Exercise 1

a)

The class of exponential distributions is given by

\[ f(y) = \exp\left(\frac{y\theta - b(\theta)}{\phi} w + c(y, \phi, w)\right) \]

The binomial distribution is

\[ f(y) = \binom{n}{y} {\pi^y (1-\pi)^{n-y}} = \exp(y \log\pi + (n-y) \log(1-\pi) + \log\binom{n}{y} ) \]

\[ = \exp(y \log(\pi/(1-\pi)) + n\log(1-\pi) + \log\binom{n}{y}) \]

so we have that \(\theta = \log \left( \frac{\pi}{1-\pi}\right)\), \(b(\theta) = n\log(1+\exp(\theta))\), \(\phi = w = 1\) and \(c(y, \phi, w) = \log\binom{n}{y}\).

The canonical link means that we model the linear predictor \(\eta = x^T\beta\) through the link function \(g(\cdot)\) which is equal to \(\theta\). Thus \(\eta = \theta\) when we have canonical link. This simplifies (some of) the mathematics involved (e.g., the score and information matrices are easier to calculate).

The canonical link for the binomial distribution is \(g(\pi) = \theta = \log \left( \frac{\pi}{1-\pi}\right)\).

b)

This is a generalized linear model with binary response. No random terms involved yet! \(x_{2,i}\) is just equal for several \(j\)´s and we simplify the notation by removing \(j\).

AIC is defined as

\[AIC = -2 \log(L(\hat{\theta})) + 2p\]

where \(L\) is the likelihood evaluated with the estimates of the unknown parameters \(\theta\), and \(p\) is the number of parameters in the model, which means that increased complexity of the model is penalized (increased complexity does in this case mean more marameters), as we want a low AIC value.

We can use AIC to compare non-nested models where likelihood ratio and Wald tests are not applicable.
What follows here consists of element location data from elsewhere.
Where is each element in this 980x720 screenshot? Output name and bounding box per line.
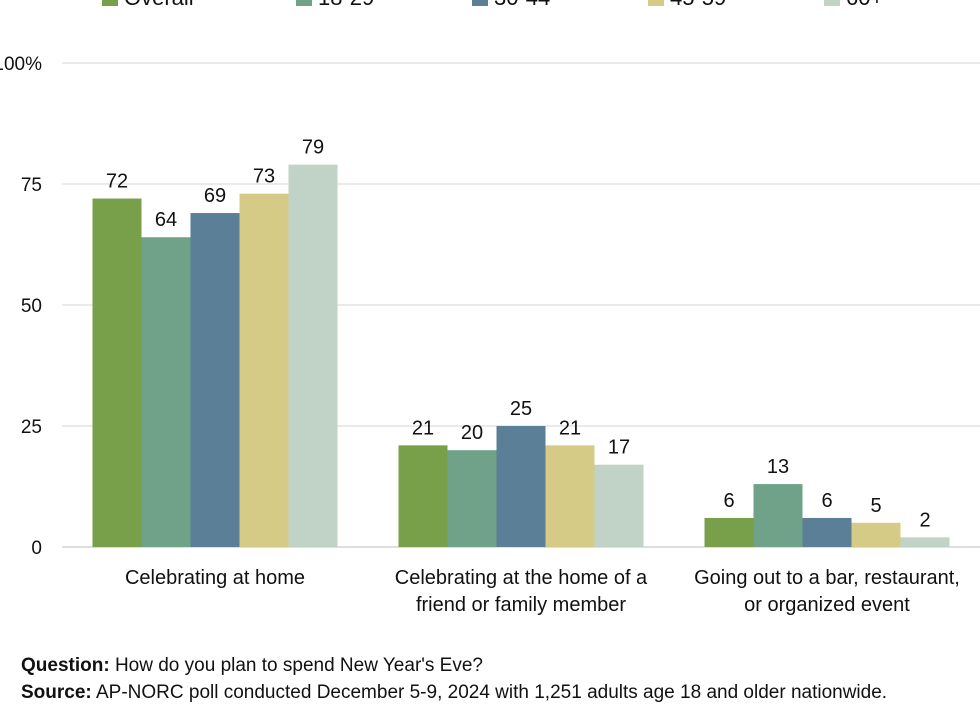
y-tick-label: 50 xyxy=(21,296,42,317)
bar xyxy=(851,522,901,547)
bar-value-label: 13 xyxy=(767,456,789,478)
bar xyxy=(594,464,644,547)
bar xyxy=(447,450,497,547)
legend-item: 30-44 xyxy=(472,0,550,10)
bar-value-label: 64 xyxy=(155,209,177,231)
bar-data-labels: 72 64 69 73 79 21 20 25 21 17 6 13 6 5 2 xyxy=(106,137,931,532)
legend-label: 18-29 xyxy=(318,0,374,10)
bar xyxy=(545,445,595,547)
legend-label: 45-59 xyxy=(670,0,726,10)
bar-value-label: 6 xyxy=(821,490,832,512)
bar-value-label: 6 xyxy=(723,490,734,512)
legend: Overall 18-29 30-44 45-59 60+ xyxy=(102,0,883,10)
bar-value-label: 72 xyxy=(106,171,128,193)
bar xyxy=(398,445,448,547)
bar xyxy=(900,537,950,547)
bars xyxy=(92,164,950,548)
y-tick-label: 100% xyxy=(0,54,42,75)
legend-swatch xyxy=(296,0,312,6)
question-line: Question: How do you plan to spend New Y… xyxy=(21,652,961,679)
legend-label: Overall xyxy=(124,0,194,10)
bar-value-label: 73 xyxy=(253,166,275,188)
y-tick-label: 0 xyxy=(31,538,42,559)
bar xyxy=(141,237,191,548)
bar-value-label: 20 xyxy=(461,422,483,444)
legend-item: 60+ xyxy=(824,0,883,10)
bar xyxy=(92,198,142,547)
chart-notes: Question: How do you plan to spend New Y… xyxy=(21,652,961,706)
y-tick-label: 75 xyxy=(21,175,42,196)
question-label: Question: xyxy=(21,655,110,676)
legend-label: 30-44 xyxy=(494,0,550,10)
question-text: How do you plan to spend New Year's Eve? xyxy=(109,655,483,676)
category-label: Celebrating at home xyxy=(125,567,305,589)
category-label: Celebrating at the home of a friend or fa… xyxy=(395,567,648,616)
legend-swatch xyxy=(472,0,488,6)
source-label: Source: xyxy=(21,682,92,703)
bar-value-label: 79 xyxy=(302,137,324,159)
bar-value-label: 17 xyxy=(608,437,630,459)
legend-swatch xyxy=(824,0,840,6)
legend-label: 60+ xyxy=(846,0,883,10)
legend-swatch xyxy=(648,0,664,6)
source-line: Source: AP-NORC poll conducted December … xyxy=(21,679,961,706)
x-axis-category-labels: Celebrating at home Celebrating at the ho… xyxy=(125,567,960,616)
category-label: Going out to a bar, restaurant, or organi… xyxy=(694,567,960,616)
bar xyxy=(802,517,852,547)
y-axis-ticks: 0 25 50 75 100% xyxy=(0,54,42,559)
bar xyxy=(753,484,803,547)
bar-value-label: 5 xyxy=(870,495,881,517)
bar xyxy=(239,193,289,547)
bar-chart: Overall18-2930-4445-5960+ 0255075100% 72… xyxy=(0,0,980,616)
bar-value-label: 21 xyxy=(412,417,434,439)
legend-swatch xyxy=(102,0,118,6)
bar xyxy=(288,164,338,547)
legend-item: Overall xyxy=(102,0,194,10)
bar xyxy=(704,517,754,547)
bar xyxy=(190,213,240,548)
bar-value-label: 69 xyxy=(204,185,226,207)
bar xyxy=(496,426,546,547)
source-text: AP-NORC poll conducted December 5-9, 202… xyxy=(91,682,888,703)
bar-value-label: 25 xyxy=(510,398,532,420)
legend-item: 45-59 xyxy=(648,0,726,10)
bar-value-label: 21 xyxy=(559,417,581,439)
legend-item: 18-29 xyxy=(296,0,374,10)
bar-value-label: 2 xyxy=(919,509,930,531)
y-tick-label: 25 xyxy=(21,417,42,438)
In our case we would choose the probit link function, which has the lowest AIC. Since we use the same number of parameters in each model, we do in this case compare likelihoods (\(p+1\) equal in all three models) and choose the model with the highest likelihood value.

c1)

This is a generalized linear mixed model (GLMM) with binary response. \(\gamma_{0i}\) is a random intercept.

c2)

That the model is fitted by maximum likelihood means that biased variance estimators occur (remember: ML creates unbiased coefficient estimators, REML gives unbiased variance estimators). With GLMMs we cannot (with a few exceptions) calculate the variances with formulas with optimization, we need to approximate the distributions (with Laplace) and REML is thus not necessary anyway.

Laplace approximation is used to get an approximation of the likelihood. In this case the likelihood is difficult to calculate due to the random effect, which leads to the likelihood being an integral. If we write the integrand as \(\exp(g_i(\pmb{\gamma}_i))\) and then to a second order Taylor expansion of \(g_i(\cdot)\), we will get the Laplace approximation. This will be much simpler to calculate and can be optimated to find estimates.

d)

We have that \(-2(-1486.45 - (-1245.6)) = 481.7\). The model with the random effect has one parameter more than the one without.

But we must take into account that \(\tau_0^2 = 0\) (which is \(H_0\)) is at the edge of the parameter space (variances are not negative, but can be very large). We use a mixture of \(\chi_0^2\) and \(\chi_1^2\)-distributions to calculate the \(p\)-value. This corresponds to calculating the p-value under \(\chi_1^2\) and then dividing by 2.

\(P(\chi_1^2 > 481.7) = 0\), and \(0/2 = 0\), so we reject the null-hypothesis.

e)

log(haulsize) has a mean/sd-value which in both models is less than 1.8, which indicates that haulsize is not important. But we do not use the whole dataset that Havforskingsinstituttet has, so then the conclusion might change.